Lors d'un déplacement à Murat, dans le Cantal, à l'automne 2004, le Président de la République avait énoncé son souhait d'une suppression progressive de la taxe foncière sur les propriétés non bâties pour les exploitants agricoles, estimant que la fiscalité, en l'occurrence celle des communes, devait être adaptée aux évolutions de l'environnement économique.
Plus d'un an plus tard, et malgré la fin de non-recevoir opposée par le groupe de travail mis en place sur ce thème par la commission des finances du Sénat, cette proposition réapparaît sous la forme du présent article 9 du projet de loi de finances pour 2006.
Par cet article, le Gouvernement propose en effet la mise en oeuvre, au profit des exploitants agricoles, d'une exonération de 20 % sur la taxe foncière sur les propriétés non bâties due aux communes et à leurs groupements.
Comme nous l'avons déjà indiqué au sein de la commission des finances, nous sommes opposés à l'instauration de ce dispositif, pour deux raisons.
D'une part, une telle disposition va à l'encontre du principe constitutionnel d'autonomie financière des collectivités territoriales.
D'autre part, les modalités de la compensation proposée vont conduire les communes rurales dans une impasse financière.
S'agissant du premier point, le mode de compensation prévu se heurte, là encore, au principe d'autonomie financière des collectivités territoriales, que la révision de 2003 a érigé en principe constitutionnel. La déclinaison de ce principe dans la loi organique adoptée en juillet 2004 garantit à chaque catégorie de collectivités territoriales une part « déterminante » de ressources propres, correspondant à un taux d'autonomie financière.
Pour respecter ce principe constitutionnel et sa déclinaison, le ratio d'autonomie financière des collectivités ne peut descendre sous le niveau constaté en 2003.
Dans ce contexte, on ne peut assurer une compensation de réduction de la fiscalité locale pas par des concours de l'État : cette compensation passe nécessairement, le cas échéant, par le transfert d'une part d'impôt national aux collectivités concernées ou par la création d'un nouvel impôt local.
Le mode de compensation choisi à l'article 9 érode, une fois encore, le ratio d'autonomie financière des communes et des départements, désavouant ainsi des principes érigés par le Gouvernement lui-même.
Par ailleurs, le dispositif proposé dans cet article est un nouveau coup porté aux finances locales, et en particulier à celles des communes et des départements ruraux.
L'incidence de cette mesure est en effet très variable selon les territoires. Si la taxe sur le foncier non bâti n'occupe qu'une place limitée dans le produit de la fiscalité directe locale - 1, 7 % -, il convient de noter que, sur un produit d'environ 919 millions d'euros en 2004, 869 millions d'euros sont allés aux communes.

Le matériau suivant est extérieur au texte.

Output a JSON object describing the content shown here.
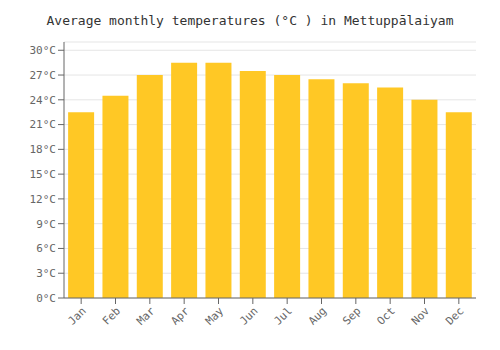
{
  "chart_data": {
    "type": "bar",
    "title": "Average monthly temperatures (°C ) in Mettuppālaiyam",
    "categories": [
      "Jan",
      "Feb",
      "Mar",
      "Apr",
      "May",
      "Jun",
      "Jul",
      "Aug",
      "Sep",
      "Oct",
      "Nov",
      "Dec"
    ],
    "values": [
      22.5,
      24.5,
      27.0,
      28.5,
      28.5,
      27.5,
      27.0,
      26.5,
      26.0,
      25.5,
      24.0,
      22.5
    ],
    "color": "#FFC825",
    "ylim": [
      0,
      31
    ],
    "yticks": [
      {
        "value": 0,
        "label": "0°C"
      },
      {
        "value": 3,
        "label": "3°C"
      },
      {
        "value": 6,
        "label": "6°C"
      },
      {
        "value": 9,
        "label": "9°C"
      },
      {
        "value": 12,
        "label": "12°C"
      },
      {
        "value": 15,
        "label": "15°C"
      },
      {
        "value": 18,
        "label": "18°C"
      },
      {
        "value": 21,
        "label": "21°C"
      },
      {
        "value": 24,
        "label": "24°C"
      },
      {
        "value": 27,
        "label": "27°C"
      },
      {
        "value": 30,
        "label": "30°C"
      }
    ],
    "grid": true
  }
}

Cette taxe représente donc un enjeu financier majeur pour les communes rurales, car elle constitue une part non négligeable des ressources des petites communes.
Si elle représente en moyenne plus de 20 % des recettes fiscales directes des 21 000 communes de moins de 500 habitants, elle génère au moins 50 % des recettes fiscales de 2 200 petites communes, qui se trouveront, si la proposition du Gouvernement est adoptée, dans une situation difficile.
Étant donné la forte dépendance de ces petites communes, l'impact de cette mesure sera forcément très variable selon les départements. Comme le note le rapporteur général, les départements les plus touchés seront le Gers, la Creuse, la Mayenne et l'Orne.